Nearly 20% of working Americans have a side gig like driving for Lyft, delivering pizzas for Papa Johns, or working the Back Page.
About three in four younger millennials are the most likely age group to have a side gig.
Eighty-six percent of gigers do it at least monthly, and 36% of those earn more than an additional $500 per month doing so. Frequency and amount earned tend to differ by generation:
• Of those ages 18-26 with a gig deal, 96% say they do it at least monthly, compared to 83% of those who are older than that.
• Millennials, as a whole (ages 18-36), typically earn less from their secondary source of income than older generations; only 19% with a monthly side gig earn more than $500 per month, compared to 50% of those who are older.
• Younger Baby Boomers (ages 53-62) are the most likely age group to pull in at least an extra $1,000 per month.

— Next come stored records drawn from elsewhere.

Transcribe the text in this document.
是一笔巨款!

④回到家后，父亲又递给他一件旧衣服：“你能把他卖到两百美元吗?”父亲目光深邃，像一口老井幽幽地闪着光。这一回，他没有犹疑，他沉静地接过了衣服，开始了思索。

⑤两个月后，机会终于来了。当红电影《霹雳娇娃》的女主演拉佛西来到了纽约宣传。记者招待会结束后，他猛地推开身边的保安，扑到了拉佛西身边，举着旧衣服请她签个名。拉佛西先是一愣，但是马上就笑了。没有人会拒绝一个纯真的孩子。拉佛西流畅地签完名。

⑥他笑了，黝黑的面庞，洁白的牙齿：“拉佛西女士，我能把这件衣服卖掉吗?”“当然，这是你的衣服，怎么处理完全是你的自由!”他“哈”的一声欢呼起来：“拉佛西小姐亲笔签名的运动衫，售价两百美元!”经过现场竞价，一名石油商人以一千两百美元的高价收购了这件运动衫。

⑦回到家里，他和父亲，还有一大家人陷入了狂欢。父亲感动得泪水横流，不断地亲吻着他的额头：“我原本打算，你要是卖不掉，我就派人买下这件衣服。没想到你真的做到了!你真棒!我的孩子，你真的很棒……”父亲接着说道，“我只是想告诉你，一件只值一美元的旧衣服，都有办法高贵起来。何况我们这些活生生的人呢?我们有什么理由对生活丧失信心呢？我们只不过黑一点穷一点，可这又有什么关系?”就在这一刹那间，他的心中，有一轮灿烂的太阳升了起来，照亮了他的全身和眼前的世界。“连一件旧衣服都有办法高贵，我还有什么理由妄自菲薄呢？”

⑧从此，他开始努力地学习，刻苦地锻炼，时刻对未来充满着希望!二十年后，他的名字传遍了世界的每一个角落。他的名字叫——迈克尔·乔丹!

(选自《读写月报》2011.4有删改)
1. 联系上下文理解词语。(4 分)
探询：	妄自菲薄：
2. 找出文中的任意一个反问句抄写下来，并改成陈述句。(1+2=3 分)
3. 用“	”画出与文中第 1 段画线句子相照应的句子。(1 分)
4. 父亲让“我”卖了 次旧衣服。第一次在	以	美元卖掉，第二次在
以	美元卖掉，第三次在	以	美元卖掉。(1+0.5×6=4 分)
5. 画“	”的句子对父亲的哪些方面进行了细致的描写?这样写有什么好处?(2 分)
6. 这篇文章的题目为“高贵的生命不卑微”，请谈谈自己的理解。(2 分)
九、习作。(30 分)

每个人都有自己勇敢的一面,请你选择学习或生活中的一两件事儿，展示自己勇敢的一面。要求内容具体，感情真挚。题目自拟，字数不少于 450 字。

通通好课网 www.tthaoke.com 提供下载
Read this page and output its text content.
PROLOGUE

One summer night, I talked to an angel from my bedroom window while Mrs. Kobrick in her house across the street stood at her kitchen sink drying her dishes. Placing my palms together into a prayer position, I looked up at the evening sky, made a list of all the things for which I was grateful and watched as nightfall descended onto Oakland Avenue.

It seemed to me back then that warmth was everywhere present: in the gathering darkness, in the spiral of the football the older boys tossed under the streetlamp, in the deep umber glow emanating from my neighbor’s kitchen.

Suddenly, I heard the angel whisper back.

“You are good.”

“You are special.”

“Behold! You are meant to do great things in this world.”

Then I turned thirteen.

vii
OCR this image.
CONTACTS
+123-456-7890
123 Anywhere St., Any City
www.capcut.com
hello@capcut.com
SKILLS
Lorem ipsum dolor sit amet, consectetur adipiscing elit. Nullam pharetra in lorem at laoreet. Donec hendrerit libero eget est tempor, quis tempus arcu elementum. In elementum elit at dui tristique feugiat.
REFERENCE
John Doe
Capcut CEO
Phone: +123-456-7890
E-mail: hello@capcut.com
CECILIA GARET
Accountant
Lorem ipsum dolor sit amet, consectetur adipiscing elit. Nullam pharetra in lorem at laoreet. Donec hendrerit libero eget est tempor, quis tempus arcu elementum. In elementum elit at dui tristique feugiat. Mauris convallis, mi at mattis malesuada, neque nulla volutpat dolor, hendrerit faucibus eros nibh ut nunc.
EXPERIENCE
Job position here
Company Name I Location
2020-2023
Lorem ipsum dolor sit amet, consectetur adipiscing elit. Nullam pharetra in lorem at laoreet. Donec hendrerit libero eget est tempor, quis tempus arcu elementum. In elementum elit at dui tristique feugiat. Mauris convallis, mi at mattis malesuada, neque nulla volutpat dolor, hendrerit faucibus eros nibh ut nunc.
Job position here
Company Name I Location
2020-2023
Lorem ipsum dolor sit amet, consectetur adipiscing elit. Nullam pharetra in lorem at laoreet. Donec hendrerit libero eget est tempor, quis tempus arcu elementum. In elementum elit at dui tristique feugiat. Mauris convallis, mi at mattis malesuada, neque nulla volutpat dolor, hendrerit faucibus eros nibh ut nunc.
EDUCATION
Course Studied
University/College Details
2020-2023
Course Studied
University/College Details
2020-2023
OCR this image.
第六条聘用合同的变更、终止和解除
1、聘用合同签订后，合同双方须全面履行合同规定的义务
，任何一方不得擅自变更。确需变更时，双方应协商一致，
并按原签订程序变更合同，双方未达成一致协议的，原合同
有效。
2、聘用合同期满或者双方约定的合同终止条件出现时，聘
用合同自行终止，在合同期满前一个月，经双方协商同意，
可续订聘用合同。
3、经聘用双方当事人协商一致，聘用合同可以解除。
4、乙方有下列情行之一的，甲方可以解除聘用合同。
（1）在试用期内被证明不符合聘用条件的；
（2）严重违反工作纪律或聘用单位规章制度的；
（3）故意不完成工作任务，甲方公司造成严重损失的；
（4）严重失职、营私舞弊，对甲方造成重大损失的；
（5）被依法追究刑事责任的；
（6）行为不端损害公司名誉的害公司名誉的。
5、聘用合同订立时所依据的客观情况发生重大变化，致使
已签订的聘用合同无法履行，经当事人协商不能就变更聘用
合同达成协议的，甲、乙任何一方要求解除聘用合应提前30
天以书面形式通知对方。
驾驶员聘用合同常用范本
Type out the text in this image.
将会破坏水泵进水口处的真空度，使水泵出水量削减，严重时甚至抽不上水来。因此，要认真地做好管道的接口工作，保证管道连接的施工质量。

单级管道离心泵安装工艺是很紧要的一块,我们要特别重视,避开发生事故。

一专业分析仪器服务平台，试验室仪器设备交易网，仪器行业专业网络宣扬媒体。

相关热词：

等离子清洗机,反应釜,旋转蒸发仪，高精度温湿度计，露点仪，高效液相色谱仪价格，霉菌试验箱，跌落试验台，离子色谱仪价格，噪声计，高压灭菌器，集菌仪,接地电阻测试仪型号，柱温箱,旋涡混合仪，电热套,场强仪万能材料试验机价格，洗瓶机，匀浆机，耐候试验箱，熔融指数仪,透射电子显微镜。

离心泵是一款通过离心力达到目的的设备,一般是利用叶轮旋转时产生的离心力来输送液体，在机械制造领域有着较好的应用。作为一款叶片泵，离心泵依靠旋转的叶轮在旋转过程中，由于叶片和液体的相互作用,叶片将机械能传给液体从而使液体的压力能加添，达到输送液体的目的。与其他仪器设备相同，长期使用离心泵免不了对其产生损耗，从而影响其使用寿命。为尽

Of those who earn money via side gig, the majority (54%) use the extra cash to help pay for expenses, rather than as disposable income for other things. Though, how side gigs income is put to use varies across gender and political affiliation:
• About 7 in 10 women (69%) say they use the extra money from a side gig to help pay expenses, compared to less than half of men who do the same (42%).
• Democrats and Independents are nearly twice as likely as Republicans to use the additional cash to pay for expenses (60% to 32%).
The findings came from a recent Bankrate survey conducted by Princeton Survey Research Associates.